McKinsey hat zur Bewältigung dieser Transformation sechs Möglichkeiten für Banken identifiziert. Sie geben Auskunft wie künftiges Wachstum vorangetrieben werden kann.

  • Über den Kern hinaus wachsen in relevante Ökosysteme
    Mit der erweiterten Wertschöpfungskette kann auch in branchenübergreifende Netzwerke und Ökosysteme vorgestossen werden. So werden mehr Einnahmen generiert. Dies funktioniert zum Beispiel durch Kooperationen mit FinTechs.
  • Finanzsupermarkt erstellen
    Banken können eine Mischung aus internen und externen Angeboten offerieren. Dies führt zu einer Win-win-Situation. Der Kunde hat einen einfachen Zugriff auf alle Finanzprodukte aus einer Hand. Durch den Aufbau eines Finanzsupermarktes fokussieren sich Banken auf die renditestarke Seite der Branche.
  • Customer Journey steigert den Wert
    Banken sollten mit ihren Kunden eine langfristige Beziehung aufbauen und nicht nur während bankbezogenen Ereignissen (z.B. Kauf eines Eigenheims) in Kontakt stehen. Eine vertrauensvolle Beziehung unterstützt den Abschluss in weiteren Bereichen. Daher rückt die Gesamtbeziehung in den Fokus.
  • Daten monetarisieren
    Daten sind das Gold von morgen. Bei verantwortungsvollem Umgang werden Bankdaten auf Erkenntnisse analysiert. Diese sind für Drittanbieter sehr wertvoll.
  • Eine Produkt- oder Infrastrukturfabrik sein
    Banken haben die Möglichkeit ihre Alleinstellungsmerkmale weiter zu verkaufen. Dazu gehören Kernbankprodukte, Infrastrukturen, Kapitalanlagen oder sogar Banklizenzen.

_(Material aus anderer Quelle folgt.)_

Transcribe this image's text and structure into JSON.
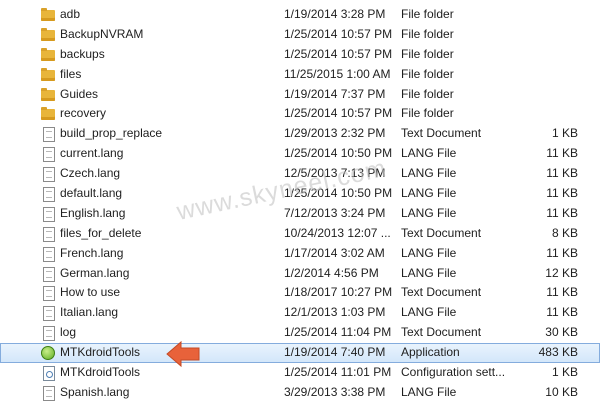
{
  "files": [
    {
      "name": "adb",
      "date": "1/19/2014 3:28 PM",
      "type": "File folder",
      "size": "",
      "icon": "folder-icon"
    },
    {
      "name": "BackupNVRAM",
      "date": "1/25/2014 10:57 PM",
      "type": "File folder",
      "size": "",
      "icon": "folder-icon"
    },
    {
      "name": "backups",
      "date": "1/25/2014 10:57 PM",
      "type": "File folder",
      "size": "",
      "icon": "folder-icon"
    },
    {
      "name": "files",
      "date": "11/25/2015 1:00 AM",
      "type": "File folder",
      "size": "",
      "icon": "folder-icon"
    },
    {
      "name": "Guides",
      "date": "1/19/2014 7:37 PM",
      "type": "File folder",
      "size": "",
      "icon": "folder-icon"
    },
    {
      "name": "recovery",
      "date": "1/25/2014 10:57 PM",
      "type": "File folder",
      "size": "",
      "icon": "folder-icon"
    },
    {
      "name": "build_prop_replace",
      "date": "1/29/2013 2:32 PM",
      "type": "Text Document",
      "size": "1 KB",
      "icon": "text-document-icon"
    },
    {
      "name": "current.lang",
      "date": "1/25/2014 10:50 PM",
      "type": "LANG File",
      "size": "11 KB",
      "icon": "document-icon"
    },
    {
      "name": "Czech.lang",
      "date": "12/5/2013 7:13 PM",
      "type": "LANG File",
      "size": "11 KB",
      "icon": "document-icon"
    },
    {
      "name": "default.lang",
      "date": "1/25/2014 10:50 PM",
      "type": "LANG File",
      "size": "11 KB",
      "icon": "document-icon"
    },
    {
      "name": "English.lang",
      "date": "7/12/2013 3:24 PM",
      "type": "LANG File",
      "size": "11 KB",
      "icon": "document-icon"
    },
    {
      "name": "files_for_delete",
      "date": "10/24/2013 12:07 ...",
      "type": "Text Document",
      "size": "8 KB",
      "icon": "text-document-icon"
    },
    {
      "name": "French.lang",
      "date": "1/17/2014 3:02 AM",
      "type": "LANG File",
      "size": "11 KB",
      "icon": "document-icon"
    },
    {
      "name": "German.lang",
      "date": "1/2/2014 4:56 PM",
      "type": "LANG File",
      "size": "12 KB",
      "icon": "document-icon"
    },
    {
      "name": "How to use",
      "date": "1/18/2017 10:27 PM",
      "type": "Text Document",
      "size": "11 KB",
      "icon": "text-document-icon"
    },
    {
      "name": "Italian.lang",
      "date": "12/1/2013 1:03 PM",
      "type": "LANG File",
      "size": "11 KB",
      "icon": "document-icon"
    },
    {
      "name": "log",
      "date": "1/25/2014 11:04 PM",
      "type": "Text Document",
      "size": "30 KB",
      "icon": "text-document-icon"
    },
    {
      "name": "MTKdroidTools",
      "date": "1/19/2014 7:40 PM",
      "type": "Application",
      "size": "483 KB",
      "icon": "application-icon",
      "selected": true
    },
    {
      "name": "MTKdroidTools",
      "date": "1/25/2014 11:01 PM",
      "type": "Configuration sett...",
      "size": "1 KB",
      "icon": "config-settings-icon"
    },
    {
      "name": "Spanish.lang",
      "date": "3/29/2013 3:38 PM",
      "type": "LANG File",
      "size": "10 KB",
      "icon": "document-icon"
    }
  ],
  "watermark": "www.skyneel.com",
  "colors": {
    "selection": "#d2e6fa",
    "selection_border": "#84acdd",
    "arrow": "#e8623a",
    "folder": "#e8b53a"
  }
}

Dieser Ansatz eröffnet nicht nur neue Ertragsquellen, sondern kann für Banken einen Wettbewerbsvorteil durch das Sammeln von Daten einbringen.
  • Digitaler Angreifer werden
    Banken können die bereits bestehende Infrastruktur nutzen und so in neue Regionen oder Marktsegmente vordringen. So sparen sie eigenes Kapital und haben trotzdem die Möglichkeit neue Marktchancen zu erkunden.

Schlussfolgerungen

Open Banking ist ein neues Geschäftsmodell. Die Möglichkeiten scheinen nahezu unbegrenzt: Kleinkredite, Leasing, Bonitätsrating abgeben, Jahresrechnungen und Steuererklärungen übermitteln sowie Direktzahlungen über neue Anbieter. Kontoeröffnungen und Saldierungen könnten automatisch unter den Banken auf Knopfdruck ausgeführt werden. Wenn sich die Finanzdienstleister auf Ihre Chancen konzentrieren, verschwinden die Gefahren nach und nach.

Wir wagen eine Aufforderung an die Finanzplayer der Schweiz: Zusammen werden Standards festgelegt, um Prozesse zu standardisieren. Ziel ist es, in Zukunft unsere Marktanteile verteidigen zu können und die Geschäftsfelder zu erweitern.